Hey I have a 2009 Polaris Sportsman 500 ho and am just getting started. I will be plowing residential drives and was wondering your thoughts on a Cycle Country 60" poly plow with the front mount. Thanks, Trey


----------



## sm04257 (Dec 19, 2009)

i use a moose plow mounted on the front of my honda and it does great. never used the poly plow


----------



## sublime68charge (Dec 28, 2007)

how Many drive are you doing?

what is the amount of snow?

there are threads on her about front mount VS the traditional Mid mount design.

the skinny of it is most think the front mount adds more stress to the front component's of your ATV.

if your plow goes on 1 time and stay on for the rest of winter the Mid mount is better spreads the abuse of pushing snow to the mid point of your ATV frame. the front mount front of your frame takes all the abuse.

when blade raised the weight of the blade is on the front of ATV for both front and mid mount.

if your gonna plow snow and when done take blade off and go ride around and due this 10-20 times a winter go with front mount makes on/off super easy.

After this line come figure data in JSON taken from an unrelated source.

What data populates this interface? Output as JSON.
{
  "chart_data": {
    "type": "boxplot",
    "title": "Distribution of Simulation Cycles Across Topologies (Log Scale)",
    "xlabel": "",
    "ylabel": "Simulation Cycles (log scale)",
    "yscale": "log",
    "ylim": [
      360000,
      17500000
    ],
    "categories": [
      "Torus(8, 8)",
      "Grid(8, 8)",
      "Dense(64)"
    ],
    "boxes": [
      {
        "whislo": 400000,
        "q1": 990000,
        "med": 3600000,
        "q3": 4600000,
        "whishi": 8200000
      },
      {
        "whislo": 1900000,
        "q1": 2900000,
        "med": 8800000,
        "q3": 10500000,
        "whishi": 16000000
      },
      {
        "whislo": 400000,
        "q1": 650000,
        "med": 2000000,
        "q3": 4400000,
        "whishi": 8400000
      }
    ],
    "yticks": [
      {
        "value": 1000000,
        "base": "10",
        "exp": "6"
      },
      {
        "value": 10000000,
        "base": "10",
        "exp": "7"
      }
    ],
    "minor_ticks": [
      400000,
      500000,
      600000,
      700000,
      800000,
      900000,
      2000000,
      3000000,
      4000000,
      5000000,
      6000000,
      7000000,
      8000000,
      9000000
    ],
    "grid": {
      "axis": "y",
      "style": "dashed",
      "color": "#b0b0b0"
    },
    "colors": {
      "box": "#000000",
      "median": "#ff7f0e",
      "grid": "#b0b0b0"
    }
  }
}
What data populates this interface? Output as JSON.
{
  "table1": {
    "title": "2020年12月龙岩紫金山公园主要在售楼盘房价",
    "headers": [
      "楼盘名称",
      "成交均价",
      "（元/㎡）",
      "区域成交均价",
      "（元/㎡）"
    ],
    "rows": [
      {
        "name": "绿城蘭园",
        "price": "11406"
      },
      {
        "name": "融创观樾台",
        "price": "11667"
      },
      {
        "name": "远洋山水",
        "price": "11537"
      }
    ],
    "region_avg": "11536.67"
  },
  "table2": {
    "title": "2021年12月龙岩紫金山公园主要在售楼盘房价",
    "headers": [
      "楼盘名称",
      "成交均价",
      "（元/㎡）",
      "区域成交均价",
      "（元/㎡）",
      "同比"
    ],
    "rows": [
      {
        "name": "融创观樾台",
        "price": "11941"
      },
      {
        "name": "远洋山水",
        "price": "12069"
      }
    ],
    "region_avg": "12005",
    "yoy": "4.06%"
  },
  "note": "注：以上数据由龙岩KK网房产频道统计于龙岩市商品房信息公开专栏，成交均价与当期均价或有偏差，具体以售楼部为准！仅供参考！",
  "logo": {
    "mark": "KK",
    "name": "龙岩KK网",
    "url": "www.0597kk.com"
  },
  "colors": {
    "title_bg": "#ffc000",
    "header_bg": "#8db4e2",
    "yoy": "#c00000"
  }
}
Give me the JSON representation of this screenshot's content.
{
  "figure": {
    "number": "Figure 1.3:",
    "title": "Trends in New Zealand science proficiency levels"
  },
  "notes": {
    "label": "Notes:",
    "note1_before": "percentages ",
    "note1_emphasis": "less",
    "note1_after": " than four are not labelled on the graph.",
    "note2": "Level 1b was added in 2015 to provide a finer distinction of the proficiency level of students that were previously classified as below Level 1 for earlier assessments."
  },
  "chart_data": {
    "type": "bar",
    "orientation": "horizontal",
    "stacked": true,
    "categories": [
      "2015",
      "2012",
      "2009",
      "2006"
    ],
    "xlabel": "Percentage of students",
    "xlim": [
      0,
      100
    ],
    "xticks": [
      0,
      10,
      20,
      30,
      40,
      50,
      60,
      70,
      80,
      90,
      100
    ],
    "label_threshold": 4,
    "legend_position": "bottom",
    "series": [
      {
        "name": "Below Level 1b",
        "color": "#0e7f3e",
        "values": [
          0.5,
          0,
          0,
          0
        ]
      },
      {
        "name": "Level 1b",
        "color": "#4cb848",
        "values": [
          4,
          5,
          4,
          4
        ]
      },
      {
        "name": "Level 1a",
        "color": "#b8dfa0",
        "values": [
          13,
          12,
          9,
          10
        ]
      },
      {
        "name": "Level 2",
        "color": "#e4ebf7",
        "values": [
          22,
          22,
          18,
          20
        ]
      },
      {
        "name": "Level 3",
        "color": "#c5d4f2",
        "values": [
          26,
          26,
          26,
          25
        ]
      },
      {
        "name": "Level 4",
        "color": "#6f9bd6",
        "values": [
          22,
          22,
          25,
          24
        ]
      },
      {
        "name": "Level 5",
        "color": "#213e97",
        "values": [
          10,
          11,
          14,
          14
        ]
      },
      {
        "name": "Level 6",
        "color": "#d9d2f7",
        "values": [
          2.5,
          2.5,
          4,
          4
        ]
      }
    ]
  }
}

poly plow will due just fine I think


just my off the hip thoughts.


----------



## TreysPlowing (Oct 28, 2014)

I'm not doing very many drives and I plan on taking it off and riding. We get about 10-12 4" snows and only 2-3 6-10" snows here.


----------



## DeSnowman (Jan 13, 2012)

Quick question, how much do you guys charge for using an ATV with plow?


----------



## Antlerart06 (Feb 28, 2011)

sublime68charge;1855779 said:


> how Many drive are you doing?
> 
> what is the amount of snow?
> 
> ...


add one thing 
Midmount wont raise as high has front mount plow well my old 98 model CC wont


----------



## Leland Lawn (Sep 27, 2011)

I have 3 cycle country plows and would highly recommend them! I have heard that the moose plows are also good, but I don't have any experience with them personally. 

I really like that the cycle country plows are mid mount and hard to mess up if you hit a curb or anything else harder then a big pile of snow. We tried a front mount plow (i forget the brand now) and the frame was bent/tweaked on the first time it went out. Cycle country plows are very simple. Ive taken them all apart many times, bent and welded parts back together that had been tweaked a little, and they're good to go for another year. My oldest one is going to be on its 7th season this year! Its only had cutting edges and trip springs replaced. BTW I run 48" width. Fits nicely on residential sidewalks. 

Maybe someday Ill try a moose plow, but for now Im good. A boss ATV plow would be awesome, but employees can't be trusted with really nice things and I have a feeling they would break them.


----------



## irv (Oct 20, 2010)

ive had the same warn non provantage plow now on 3 hondas.its
a mid mount and it lifts plenty high enough. how high do you need
to go?i use a 48" because any wider tears up the grass on our
sidewalks. a couple extra passes on a drive doesnt take that long.
pretty simple plow and has been very rugged.


----------